Quiero escribirle al amor y al odio,
a la guerra y a la paz,
a la alegría y a la tristeza;
quiero escribirle a la vida y a la muerte,
al dolor y al placer,
a la convivencia y a la soledad.
Antes de nacer,
antes de mi primer verso,
antes de conocerte,
yo quería ser poeta:
ahora la musa me enseña a sembrar palabras encendidas.
Al tomar mi pluma
pienso en las manos del gorila,
en la trompa del elefante,
en la aleta del tiburón;
pienso en la palpitación del recién nacido,
en los ideales del adolescente,
en la debilidad del anciano;
pienso en las caricias del viento,
en el flujo del río,
en el trayecto del asteriode:
y ahí me poso, porque son parte de mí.
Quiero escribirle al mar y a la sal,
a la tierra y al trigo,
al desierto y al valle;
quiero escribirle a la gente y a sus pueblos,
quiero que mis versos se escuchen en la sobremesa,
en las fiestas de guitarra y en los pasillos del colegio,
¡quiero que me recuerden como a un amigo!
América está en mis ojos,
Europa y África están en mi mente,
Asia y Oceanía están en mis hombros,
el universo está en mi pecho,
y tú... estás en mis labios.
Al tomar mi pluma
pienso en la melena del león,
en el cuello de la jirafa,
en los gestos del chinpancé;
pienso en la sangre del herido,
en el rezo del creyente,
en la postura del cadáver;
pienso en la intensidad del temblor,
en el crepitar del fuego,
en la fuerza del huracán:
y ahí me poso, porque son parte de mí.
Ahí donde hay un latido,
ahí donde hay una respiración,
ahí donde hay una voz,
ahí está mi pluma y mi esencia;
y desde ahora y después de mi muerte,
ahí estaré yo.
Fui. Soy. Seré.
Me levanto entre el polvo y me pregunto:
¿dónde está el cigarro que aún no enciendo?
¿dónde?
¿dónde está el café que aún no bebo?
¿dónde?
¿dónde están los labios que aún no beso?
¿dónde?
Persigo alacranes de fuego,
sueños torcidos y pinturas en blanco;
persigo, persigo y capturo promesas frías,
horas caducas y oscuros recuerdos;
capturo, capturo y aniquilo siluetas en vano,
voces distantes y corazones vacíos.
Seré muerte.

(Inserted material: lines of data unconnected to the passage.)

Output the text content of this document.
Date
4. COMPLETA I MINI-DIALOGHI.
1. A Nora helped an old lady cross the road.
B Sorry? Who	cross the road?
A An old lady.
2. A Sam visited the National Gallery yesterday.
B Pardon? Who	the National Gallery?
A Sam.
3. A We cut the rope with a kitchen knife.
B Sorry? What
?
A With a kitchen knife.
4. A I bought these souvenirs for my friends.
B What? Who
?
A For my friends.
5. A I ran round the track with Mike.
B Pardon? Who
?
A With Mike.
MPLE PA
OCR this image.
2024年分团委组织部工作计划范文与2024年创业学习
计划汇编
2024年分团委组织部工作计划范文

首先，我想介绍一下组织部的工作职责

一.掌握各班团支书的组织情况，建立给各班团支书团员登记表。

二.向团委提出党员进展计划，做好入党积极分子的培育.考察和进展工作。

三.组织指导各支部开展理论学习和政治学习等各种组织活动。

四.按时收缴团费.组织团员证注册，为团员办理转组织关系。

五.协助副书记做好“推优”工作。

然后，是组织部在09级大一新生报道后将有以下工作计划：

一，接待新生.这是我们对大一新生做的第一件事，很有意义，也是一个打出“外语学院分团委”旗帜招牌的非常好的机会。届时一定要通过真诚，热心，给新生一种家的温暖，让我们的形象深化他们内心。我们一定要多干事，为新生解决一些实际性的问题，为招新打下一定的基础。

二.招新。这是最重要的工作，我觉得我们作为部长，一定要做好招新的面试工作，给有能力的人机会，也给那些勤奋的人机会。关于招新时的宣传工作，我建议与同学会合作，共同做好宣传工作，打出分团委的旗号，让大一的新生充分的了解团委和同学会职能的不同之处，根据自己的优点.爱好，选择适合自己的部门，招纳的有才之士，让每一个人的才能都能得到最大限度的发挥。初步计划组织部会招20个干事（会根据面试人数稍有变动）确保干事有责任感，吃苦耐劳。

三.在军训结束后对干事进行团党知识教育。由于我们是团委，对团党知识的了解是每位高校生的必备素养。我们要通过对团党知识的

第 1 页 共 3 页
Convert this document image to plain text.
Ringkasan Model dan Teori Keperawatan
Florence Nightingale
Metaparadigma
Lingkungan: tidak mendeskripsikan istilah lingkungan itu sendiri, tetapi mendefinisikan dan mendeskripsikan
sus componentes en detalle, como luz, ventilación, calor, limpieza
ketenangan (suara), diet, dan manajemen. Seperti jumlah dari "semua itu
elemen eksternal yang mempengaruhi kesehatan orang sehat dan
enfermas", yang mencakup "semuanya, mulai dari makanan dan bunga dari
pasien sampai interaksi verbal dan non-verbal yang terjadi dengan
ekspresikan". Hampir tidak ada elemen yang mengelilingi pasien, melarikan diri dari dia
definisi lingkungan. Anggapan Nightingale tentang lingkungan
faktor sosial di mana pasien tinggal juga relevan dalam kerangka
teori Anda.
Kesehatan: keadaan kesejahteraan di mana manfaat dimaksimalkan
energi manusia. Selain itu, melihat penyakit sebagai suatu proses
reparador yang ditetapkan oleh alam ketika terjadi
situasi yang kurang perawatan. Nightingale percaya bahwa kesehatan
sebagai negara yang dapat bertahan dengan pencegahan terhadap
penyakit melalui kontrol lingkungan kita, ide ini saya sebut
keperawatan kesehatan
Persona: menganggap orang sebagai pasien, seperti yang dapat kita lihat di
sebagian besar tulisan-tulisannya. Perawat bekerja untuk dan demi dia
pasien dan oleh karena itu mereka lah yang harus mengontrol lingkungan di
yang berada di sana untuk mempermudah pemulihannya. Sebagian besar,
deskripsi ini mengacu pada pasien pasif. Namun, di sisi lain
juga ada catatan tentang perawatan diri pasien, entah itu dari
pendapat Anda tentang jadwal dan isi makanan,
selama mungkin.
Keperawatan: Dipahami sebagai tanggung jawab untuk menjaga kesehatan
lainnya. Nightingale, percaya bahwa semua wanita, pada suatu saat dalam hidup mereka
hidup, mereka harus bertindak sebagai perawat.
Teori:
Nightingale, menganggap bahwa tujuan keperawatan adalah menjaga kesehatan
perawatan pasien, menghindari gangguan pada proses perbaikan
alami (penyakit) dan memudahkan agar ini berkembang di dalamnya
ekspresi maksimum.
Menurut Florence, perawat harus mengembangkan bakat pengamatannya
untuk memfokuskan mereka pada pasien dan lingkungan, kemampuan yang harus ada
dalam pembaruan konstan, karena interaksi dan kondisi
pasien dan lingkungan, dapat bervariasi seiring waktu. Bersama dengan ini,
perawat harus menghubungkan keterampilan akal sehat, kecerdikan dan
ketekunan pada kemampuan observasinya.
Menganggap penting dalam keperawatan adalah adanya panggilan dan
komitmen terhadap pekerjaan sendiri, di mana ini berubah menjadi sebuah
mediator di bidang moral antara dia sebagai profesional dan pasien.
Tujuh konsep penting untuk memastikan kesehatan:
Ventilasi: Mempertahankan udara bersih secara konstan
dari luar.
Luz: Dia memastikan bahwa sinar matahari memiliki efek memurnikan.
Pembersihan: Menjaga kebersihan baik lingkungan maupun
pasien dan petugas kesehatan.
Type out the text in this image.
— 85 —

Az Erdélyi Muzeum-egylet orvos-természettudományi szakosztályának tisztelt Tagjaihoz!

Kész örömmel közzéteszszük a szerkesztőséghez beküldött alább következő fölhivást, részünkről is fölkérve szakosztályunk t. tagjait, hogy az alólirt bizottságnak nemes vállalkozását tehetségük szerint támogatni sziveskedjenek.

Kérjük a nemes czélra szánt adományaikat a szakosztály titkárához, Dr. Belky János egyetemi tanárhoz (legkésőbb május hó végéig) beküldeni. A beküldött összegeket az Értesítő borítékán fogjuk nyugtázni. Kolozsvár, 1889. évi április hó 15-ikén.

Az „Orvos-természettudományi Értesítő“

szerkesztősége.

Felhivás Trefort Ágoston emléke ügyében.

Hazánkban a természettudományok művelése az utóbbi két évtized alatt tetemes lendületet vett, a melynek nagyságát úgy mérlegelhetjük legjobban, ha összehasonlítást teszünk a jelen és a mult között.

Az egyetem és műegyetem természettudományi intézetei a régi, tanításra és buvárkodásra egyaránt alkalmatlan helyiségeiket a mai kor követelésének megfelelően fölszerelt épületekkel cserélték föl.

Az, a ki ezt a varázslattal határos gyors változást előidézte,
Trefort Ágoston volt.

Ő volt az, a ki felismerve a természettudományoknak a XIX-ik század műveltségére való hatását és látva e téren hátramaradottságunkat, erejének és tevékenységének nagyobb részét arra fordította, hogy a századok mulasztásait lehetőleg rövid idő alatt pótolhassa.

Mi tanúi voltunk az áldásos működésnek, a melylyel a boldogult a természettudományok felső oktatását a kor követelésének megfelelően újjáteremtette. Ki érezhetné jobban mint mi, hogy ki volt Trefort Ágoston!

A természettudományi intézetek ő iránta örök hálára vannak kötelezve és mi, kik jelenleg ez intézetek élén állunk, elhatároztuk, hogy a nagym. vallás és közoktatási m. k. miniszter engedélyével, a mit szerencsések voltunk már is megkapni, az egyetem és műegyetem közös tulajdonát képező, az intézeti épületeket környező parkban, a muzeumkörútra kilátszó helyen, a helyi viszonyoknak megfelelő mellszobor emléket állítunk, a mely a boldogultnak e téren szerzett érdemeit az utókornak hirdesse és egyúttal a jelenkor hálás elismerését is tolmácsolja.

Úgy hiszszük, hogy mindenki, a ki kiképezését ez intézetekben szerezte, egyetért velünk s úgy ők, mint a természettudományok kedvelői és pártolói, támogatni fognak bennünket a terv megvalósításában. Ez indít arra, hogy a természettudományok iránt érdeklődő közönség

Soy vida. Fui polvo.
Me detengo entre la chispa y me pregunto:
¿dónde está el minuto que me verá morir?
¿dónde?
¿dónde está el forense que abrirá mi cuerpo?
¿dónde?
¿dónde está el ataúd que será mi última casa?
¿dónde?
Observo dudas encendidas,
horizontes rasgados y jóvenes envejecidos;
observo, observo y evoco rostros amorfos,
cuerpos calcinados y gotas sucias;
evoco, evoco y olvido almas inquietas,
jueces malheridos y guillotinas sepultadas.
Seré polvo. Soy muerte. Fui vida.
Me elevo entre la luz y me pregunto:
¿dónde está la época en la que volveré a nacer?
¿dónde?
¿dónde están los padres que me arrullarán?
¿dónde?
¿dónde está la partícula que fui, que soy, que seré?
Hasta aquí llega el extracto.